Berdasarkan data yang diajukan oleh KSP kepada Anggota Dewan Perwakilan Rakyat Song Eun-seok pada tanggal 18 Agustus, kantor manajemen regulasi KSP menyatakan, "Revisi terkait pelepasan batas investasi single stock dan lainnya tidak termasuk dalam kategori revisi pelonggaran regulasi sehingga tidak menjadi sasaran penilaian regulasi." Undang-Undang Dasar Administrasi Regulasi saat ini mewajibkan penulisan analisis dampak regulasi hanya ketika peraturan baru dibuat atau diperkuat. Oleh karena itu, KSP berpendapat bahwa revisi ini bukan subjek analisis dampak regulasi yang diwajibkan oleh hukum.

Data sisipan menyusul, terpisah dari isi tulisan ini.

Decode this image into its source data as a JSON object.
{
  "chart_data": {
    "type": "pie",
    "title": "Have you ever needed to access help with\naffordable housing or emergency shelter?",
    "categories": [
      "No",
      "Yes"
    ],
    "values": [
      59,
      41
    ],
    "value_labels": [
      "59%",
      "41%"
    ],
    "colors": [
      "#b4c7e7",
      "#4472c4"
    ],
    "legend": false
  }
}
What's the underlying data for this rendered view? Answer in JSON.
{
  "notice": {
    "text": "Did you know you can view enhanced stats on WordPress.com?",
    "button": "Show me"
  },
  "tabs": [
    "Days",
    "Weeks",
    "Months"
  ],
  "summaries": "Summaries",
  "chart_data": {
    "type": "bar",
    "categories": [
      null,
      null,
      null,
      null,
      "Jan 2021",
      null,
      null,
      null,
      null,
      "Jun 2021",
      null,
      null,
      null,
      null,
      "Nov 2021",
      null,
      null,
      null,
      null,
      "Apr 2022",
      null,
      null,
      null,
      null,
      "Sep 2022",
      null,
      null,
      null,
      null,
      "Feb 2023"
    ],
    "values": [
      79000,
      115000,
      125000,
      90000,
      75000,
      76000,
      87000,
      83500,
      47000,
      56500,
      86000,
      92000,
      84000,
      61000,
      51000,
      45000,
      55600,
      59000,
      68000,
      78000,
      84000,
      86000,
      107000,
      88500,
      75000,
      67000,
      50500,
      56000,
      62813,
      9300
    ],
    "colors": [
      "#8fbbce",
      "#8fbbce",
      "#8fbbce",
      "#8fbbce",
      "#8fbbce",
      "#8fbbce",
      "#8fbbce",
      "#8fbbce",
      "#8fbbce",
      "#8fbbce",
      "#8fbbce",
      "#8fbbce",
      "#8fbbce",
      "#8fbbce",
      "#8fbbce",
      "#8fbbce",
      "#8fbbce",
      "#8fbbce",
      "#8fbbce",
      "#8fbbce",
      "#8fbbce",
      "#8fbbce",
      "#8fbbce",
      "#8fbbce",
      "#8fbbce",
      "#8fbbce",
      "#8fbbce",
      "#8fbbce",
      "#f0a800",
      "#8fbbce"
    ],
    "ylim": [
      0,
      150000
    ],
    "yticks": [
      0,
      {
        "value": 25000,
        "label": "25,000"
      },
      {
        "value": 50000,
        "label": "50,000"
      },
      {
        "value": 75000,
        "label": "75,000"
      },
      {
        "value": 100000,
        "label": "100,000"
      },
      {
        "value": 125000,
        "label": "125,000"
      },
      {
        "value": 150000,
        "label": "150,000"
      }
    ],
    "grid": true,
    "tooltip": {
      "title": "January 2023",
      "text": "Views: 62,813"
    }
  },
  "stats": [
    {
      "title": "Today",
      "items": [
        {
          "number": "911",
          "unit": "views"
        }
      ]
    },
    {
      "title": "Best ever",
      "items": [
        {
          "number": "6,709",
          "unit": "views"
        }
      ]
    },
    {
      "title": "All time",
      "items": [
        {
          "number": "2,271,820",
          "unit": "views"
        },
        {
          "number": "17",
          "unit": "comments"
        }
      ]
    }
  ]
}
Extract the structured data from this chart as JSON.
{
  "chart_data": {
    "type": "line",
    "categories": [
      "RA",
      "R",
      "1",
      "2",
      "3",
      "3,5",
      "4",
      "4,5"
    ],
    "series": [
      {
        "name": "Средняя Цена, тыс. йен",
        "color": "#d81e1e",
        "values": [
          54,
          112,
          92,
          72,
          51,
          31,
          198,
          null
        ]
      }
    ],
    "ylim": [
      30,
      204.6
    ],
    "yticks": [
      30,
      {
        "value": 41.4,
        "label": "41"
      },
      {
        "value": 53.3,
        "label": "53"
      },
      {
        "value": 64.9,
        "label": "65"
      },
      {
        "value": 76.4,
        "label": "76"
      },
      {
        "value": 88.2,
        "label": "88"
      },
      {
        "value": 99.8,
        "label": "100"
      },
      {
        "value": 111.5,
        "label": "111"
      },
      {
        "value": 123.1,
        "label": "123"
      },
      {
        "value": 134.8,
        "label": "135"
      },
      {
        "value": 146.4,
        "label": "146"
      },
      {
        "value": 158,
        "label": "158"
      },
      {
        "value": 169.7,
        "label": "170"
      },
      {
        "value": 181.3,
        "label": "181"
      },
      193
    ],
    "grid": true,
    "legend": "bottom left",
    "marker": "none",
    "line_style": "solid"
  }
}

KSP juga menyatakan bahwa mereka "tidak memiliki data" terkait hal tersebut. Hasil konfirmasi telepon oleh kantor Song Eun-seok ke bagian terkait di KSP menunjukkan bahwa Komisi Jasa Keuangan atau Otoritas Jasa Keuangan tidak pernah meminta tinjauan atau konsultasi awal kepada KSP mengenai pengenalan produk leverage single stock, dan KSP juga tidak terlibat dalam tinjauan terpisah.
Di sisi lain, Komisi Jasa Keuangan sebelumnya menyatakan 'penilaian dampak regulasi Kantor Koordinasi Staf Presiden' sebagai dasar prosedur yang sah dalam materi penjelasan mereka. Ketua Komisi Jasa Keuangan Lee Eok-won berjanji untuk menyerahkan data terkait pada pertemuan pleno Dewan Perwakilan Rakyat pada tanggal 29 Juli lalu ketika ditanya tentang pelaksanaan stres test. Namun, kantor Song Eun-seok kemudian mengkonfirmasi bahwa hasil stres test kuantitatif yang berasumsi pada skenario ekstrem tidak disertakan dalam data yang diajukan.
=================================
Apakah ini hanya tes yang dilakukan oleh Lee Eok-won?